Lucy Boynton, a shy and introspective 28-year-old, bears little resemblance to the characters she has played. She’s calm, unlike the frenzied drug addict she portrayed in the 2017 series Gypsy, and friendly, unlike her Gucci-clad ice queen in The Politician, Ryan Murphy’s Technicolor show about high school.

“It’s my favorite part of the job—getting to step outside of yourself and authentically step into someone else’s shoes,” says Boynton from Los Angeles. “A major influence is the first costume fitting, because that forces you to move away from all the instincts you have … and how you want to present to the world. It’s always the first access point to extracting yourself from the equation.”

Boynton as Jean Courtney in Season One of The Ipcress File.

Her latest alter ego is Jean Courtney in The Ipcress File, a spy thriller set in 1963 London. The show, now streaming on ITV and AMC+, is an adaptation of Len Deighton’s 1962 novel about working-class spies during the Cold War.

Like the book, the series follows intelligence officers trying to find a kidnapped British scientist who’s been working on an atomic bomb. Boynton stars opposite Joe Cole, who plays Harry Palmer, a one-time black-marketeer in charge of finding the scientist. Tom Hollander plays Major Dalby, the spy chief overseeing the effort.

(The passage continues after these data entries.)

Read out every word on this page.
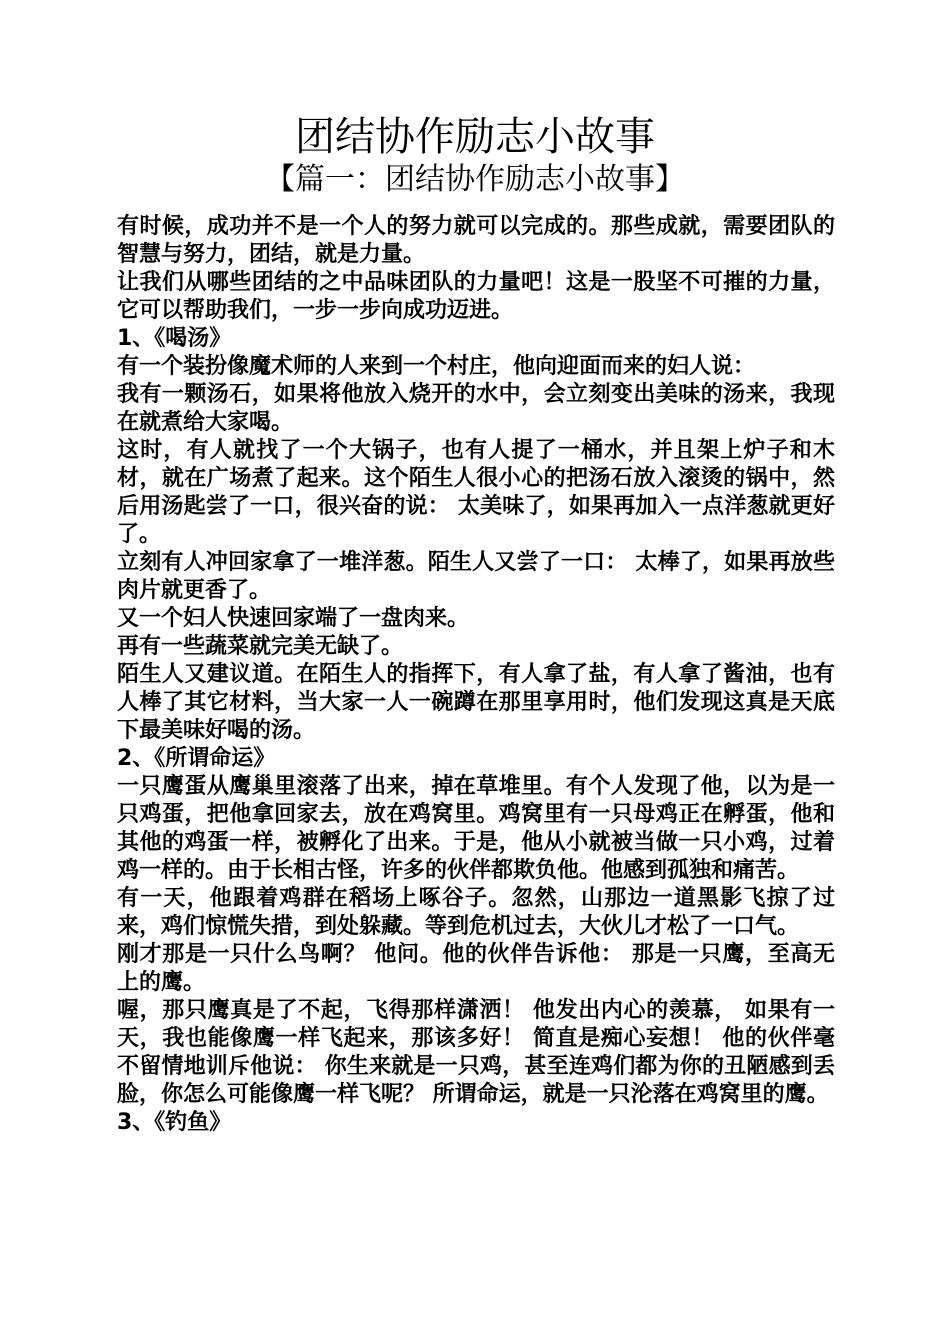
团结协作励志小故事
【篇一：团结协作励志小故事】

有时候，成功并不是一个人的努力就可以完成的。那些成就，需要团队的智慧与努力，团结，就是力量。

让我们从哪些团结的之中品味团队的力量吧！这是一股坚不可摧的力量，它可以帮助我们，一步一步向成功迈进。

1、《喝汤》

有一个装扮像魔术师的人来到一个村庄，他向迎面而来的妇人说：

我有一颗汤石，如果将他放入烧开的水中，会立刻变出美味的汤来，我现在就煮给大家喝。

这时，有人就找了一个大锅子，也有人提了一桶水，并且架上炉子和木材，就在广场煮了起来。这个陌生人很小心的把汤石放入滚烫的锅中，然后用汤匙尝了一口，很兴奋的说： 太美味了，如果再加入一点洋葱就更好了。

立刻有人冲回家拿了一堆洋葱。陌生人又尝了一口： 太棒了，如果再放些肉片就更香了。

又一个妇人快速回家端了一盘肉来。

再有一些蔬菜就完美无缺了。

陌生人又建议道。在陌生人的指挥下，有人拿了盐，有人拿了酱油，也有人棒了其它材料，当大家一人一碗蹲在那里享用时，他们发现这真是天底下最美味好喝的汤。

2、《所谓命运》

一只鹰蛋从鹰巢里滚落了出来，掉在草堆里。有个人发现了他，以为是一只鸡蛋，把他拿回家去，放在鸡窝里。鸡窝里有一只母鸡正在孵蛋，他和其他的鸡蛋一样，被孵化了出来。于是，他从小就被当做一只小鸡，过着鸡一样的。由于长相古怪，许多的伙伴都欺负他。他感到孤独和痛苦。

有一天，他跟着鸡群在稻场上啄谷子。忽然，山那边一道黑影飞掠了过来，鸡们惊慌失措，到处躲藏。等到危机过去，大伙儿才松了一口气。

刚才那是一只什么鸟啊？ 他问。他的伙伴告诉他： 那是一只鹰，至高无上的鹰。

喔，那只鹰真是了不起，飞得那样潇洒！ 他发出内心的羡慕， 如果有一天，我也能像鹰一样飞起来，那该多好！ 简直是痴心妄想！ 他的伙伴毫不留情地训斥他说： 你生来就是一只鸡，甚至连鸡们都为你的丑陋感到丢脸，你怎么可能像鹰一样飞呢？ 所谓命运，就是一只沦落在鸡窝里的鹰。

3、《钓鱼》
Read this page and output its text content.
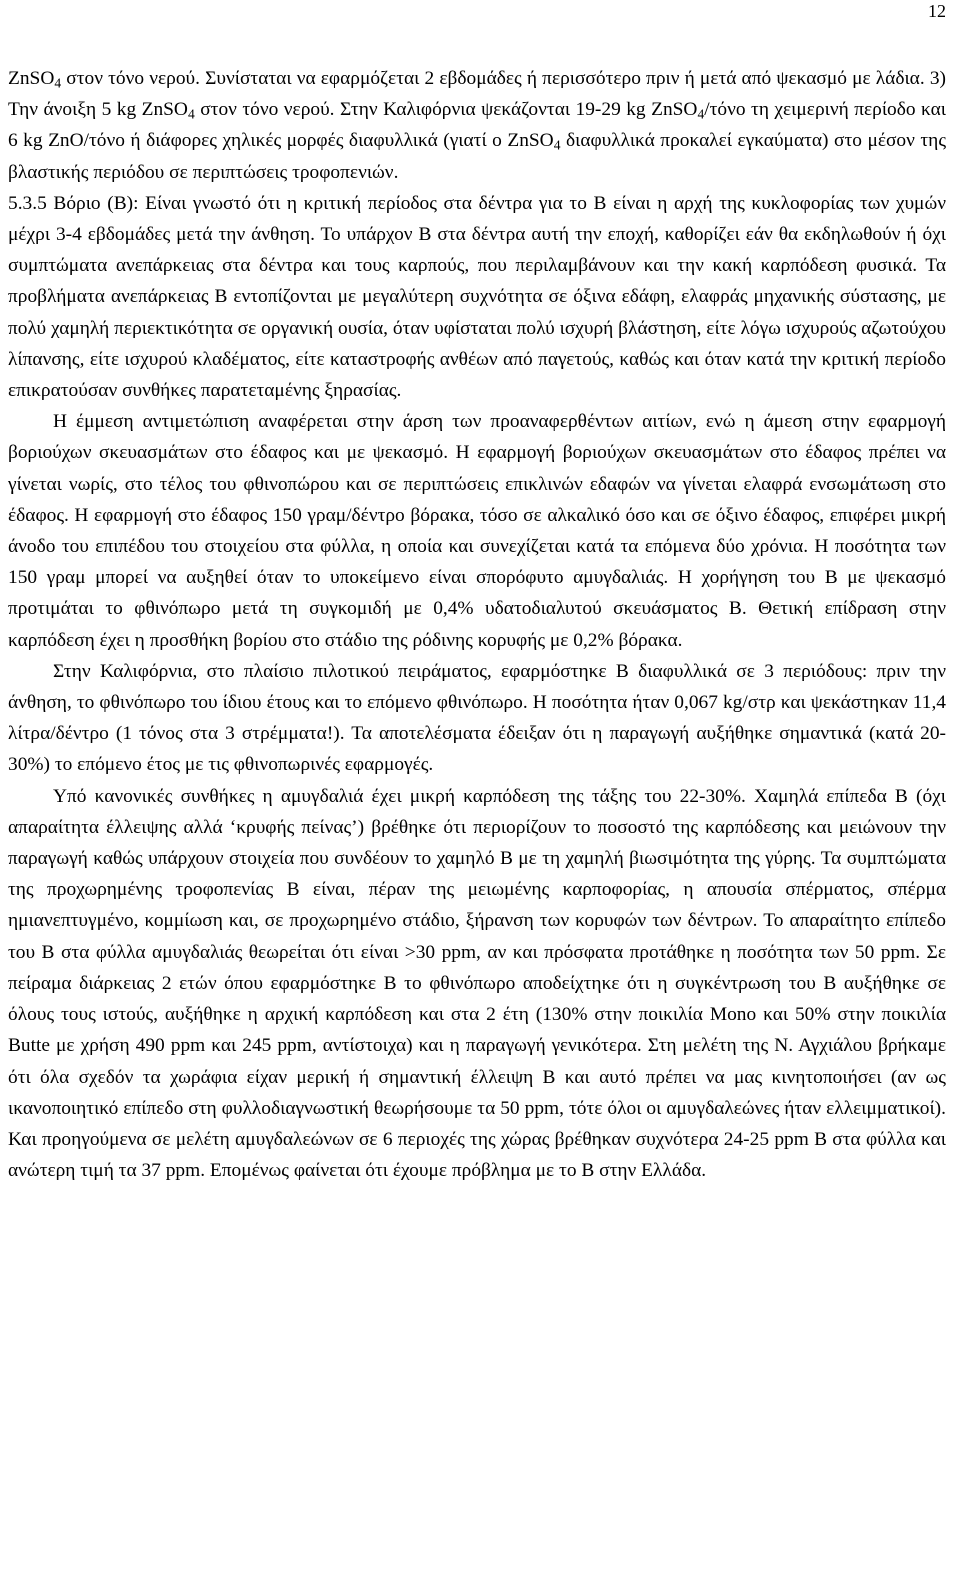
12

ZnSO$_4$ στον τόνο νερού. Συνίσταται να εφαρμόζεται 2 εβδομάδες ή περισσότερο πριν ή μετά από ψεκασμό με λάδια. 3) Την άνοιξη 5 kg ZnSO$_4$ στον τόνο νερού. Στην Καλιφόρνια ψεκάζονται 19-29 kg ZnSO$_4$/τόνο τη χειμερινή περίοδο και 6 kg ZnO/τόνο ή διάφορες χηλικές μορφές διαφυλλικά (γιατί ο ZnSO$_4$ διαφυλλικά προκαλεί εγκαύματα) στο μέσον της βλαστικής περιόδου σε περιπτώσεις τροφοπενιών.

5.3.5 Βόριο (Β): Είναι γνωστό ότι η κριτική περίοδος στα δέντρα για το Β είναι η αρχή της κυκλοφορίας των χυμών μέχρι 3-4 εβδομάδες μετά την άνθηση. Το υπάρχον Β στα δέντρα αυτή την εποχή, καθορίζει εάν θα εκδηλωθούν ή όχι συμπτώματα ανεπάρκειας στα δέντρα και τους καρπούς, που περιλαμβάνουν και την κακή καρπόδεση φυσικά. Τα προβλήματα ανεπάρκειας Β εντοπίζονται με μεγαλύτερη συχνότητα σε όξινα εδάφη, ελαφράς μηχανικής σύστασης, με πολύ χαμηλή περιεκτικότητα σε οργανική ουσία, όταν υφίσταται πολύ ισχυρή βλάστηση, είτε λόγω ισχυρούς αζωτούχου λίπανσης, είτε ισχυρού κλαδέματος, είτε καταστροφής ανθέων από παγετούς, καθώς και όταν κατά την κριτική περίοδο επικρατούσαν συνθήκες παρατεταμένης ξηρασίας.

Η έμμεση αντιμετώπιση αναφέρεται στην άρση των προαναφερθέντων αιτίων, ενώ η άμεση στην εφαρμογή βοριούχων σκευασμάτων στο έδαφος και με ψεκασμό. Η εφαρμογή βοριούχων σκευασμάτων στο έδαφος πρέπει να γίνεται νωρίς, στο τέλος του φθινοπώρου και σε περιπτώσεις επικλινών εδαφών να γίνεται ελαφρά ενσωμάτωση στο έδαφος. Η εφαρμογή στο έδαφος 150 γραμ/δέντρο βόρακα, τόσο σε αλκαλικό όσο και σε όξινο έδαφος, επιφέρει μικρή άνοδο του επιπέδου του στοιχείου στα φύλλα, η οποία και συνεχίζεται κατά τα επόμενα δύο χρόνια. Η ποσότητα των 150 γραμ μπορεί να αυξηθεί όταν το υποκείμενο είναι σπορόφυτο αμυγδαλιάς. Η χορήγηση του Β με ψεκασμό προτιμάται το φθινόπωρο μετά τη συγκομιδή με 0,4% υδατοδιαλυτού σκευάσματος Β. Θετική επίδραση στην καρπόδεση έχει η προσθήκη βορίου στο στάδιο της ρόδινης κορυφής με 0,2% βόρακα.

Στην Καλιφόρνια, στο πλαίσιο πιλοτικού πειράματος, εφαρμόστηκε Β διαφυλλικά σε 3 περιόδους: πριν την άνθηση, το φθινόπωρο του ίδιου έτους και το επόμενο φθινόπωρο. Η ποσότητα ήταν 0,067 kg/στρ και ψεκάστηκαν 11,4 λίτρα/δέντρο (1 τόνος στα 3 στρέμματα!). Τα αποτελέσματα έδειξαν ότι η παραγωγή αυξήθηκε σημαντικά (κατά 20-30%) το επόμενο έτος με τις φθινοπωρινές εφαρμογές.

Υπό κανονικές συνθήκες η αμυγδαλιά έχει μικρή καρπόδεση της τάξης του 22-30%. Χαμηλά επίπεδα Β (όχι απαραίτητα έλλειψης αλλά ‘κρυφής πείνας’) βρέθηκε ότι περιορίζουν το ποσοστό της καρπόδεσης και μειώνουν την παραγωγή καθώς υπάρχουν στοιχεία που συνδέουν το χαμηλό Β με τη χαμηλή βιωσιμότητα της γύρης. Τα συμπτώματα της προχωρημένης τροφοπενίας Β είναι, πέραν της μειωμένης καρποφορίας, η απουσία σπέρματος, σπέρμα ημιανεπτυγμένο, κομμίωση και, σε προχωρημένο στάδιο, ξήρανση των κορυφών των δέντρων. Το απαραίτητο επίπεδο του Β στα φύλλα αμυγδαλιάς θεωρείται ότι είναι >30 ppm, αν και πρόσφατα προτάθηκε η ποσότητα των 50 ppm. Σε πείραμα διάρκειας 2 ετών όπου εφαρμόστηκε Β το φθινόπωρο αποδείχτηκε ότι η συγκέντρωση του Β αυξήθηκε σε όλους τους ιστούς, αυξήθηκε η αρχική καρπόδεση και στα 2 έτη (130% στην ποικιλία Mono και 50% στην ποικιλία Butte με χρήση 490 ppm και 245 ppm, αντίστοιχα) και η παραγωγή γενικότερα. Στη μελέτη της Ν. Αγχιάλου βρήκαμε ότι όλα σχεδόν τα χωράφια είχαν μερική ή σημαντική έλλειψη Β και αυτό πρέπει να μας κινητοποιήσει (αν ως ικανοποιητικό επίπεδο στη φυλλοδιαγνωστική θεωρήσουμε τα 50 ppm, τότε όλοι οι αμυγδαλεώνες ήταν ελλειμματικοί). Και προηγούμενα σε μελέτη αμυγδαλεώνων σε 6 περιοχές της χώρας βρέθηκαν συχνότερα 24-25 ppm Β στα φύλλα και ανώτερη τιμή τα 37 ppm. Επομένως φαίνεται ότι έχουμε πρόβλημα με το Β στην Ελλάδα.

“I love how her relationship with Palmer disarms her and changes the way she sees her job,” says Boynton. “And I enjoyed finding all these different versions of who she really is versus what situation she’s in.”

Raised in south London by two journalists, Boynton can’t remember a time when she didn’t want to act. “I seemed pretty set on this from a very young age,” she says. “I think that it was partially from seeing movies.” My Girl, a 1991 coming-of-age comedy, was “a turning point.” The film stars Anna Chlumsky, who was just 10 years old at the time of shooting. “Seeing that sheer range of emotional capacity was fascinating to me, and kind of shocking.”

Boynton was also about 10 when her drama teacher noticed her talent and became her mentor. She began to audition, and, in 2006, at 12 years old, she made her screen debut in Miss Potter, a Hollywood biopic about the beloved children’s writer. She was cast as the young Beatrix Potter, while Renée Zellweger played Potter in her adulthood.

Growing up, Boynton sought to keep a low profile and separate her school life from her acting life. This was made harder when her mother published an op-ed in London’s Telegraph titled “My Lucy, the Film Star” the day after Miss Potter was released. Boynton has still never read the piece.

Boynton as Mary Austin, Freddie Mercury’s one-time fiancée, in Bohemian Rhapsody.

Now Boynton is a little more comfortable with the idea of being a star. Based in Los Angeles, she has worked steadily ever since that first film—including a major role in the 2018 Oscar-winning film Bohemian Rhapsody. (She’s dated her co-star Rami Malek ever since). And she’s taking stage roles, too. Boynton has range; she’s capable of delivering a razor-sharp retort and playing out a dramatic reveal.

Perhaps what’s most notable about her is the pragmatism with which she approaches her career. “I’ve been in this industry since I was a kid,” she says. “But I’ve always understood it’s a job rather than an identity.”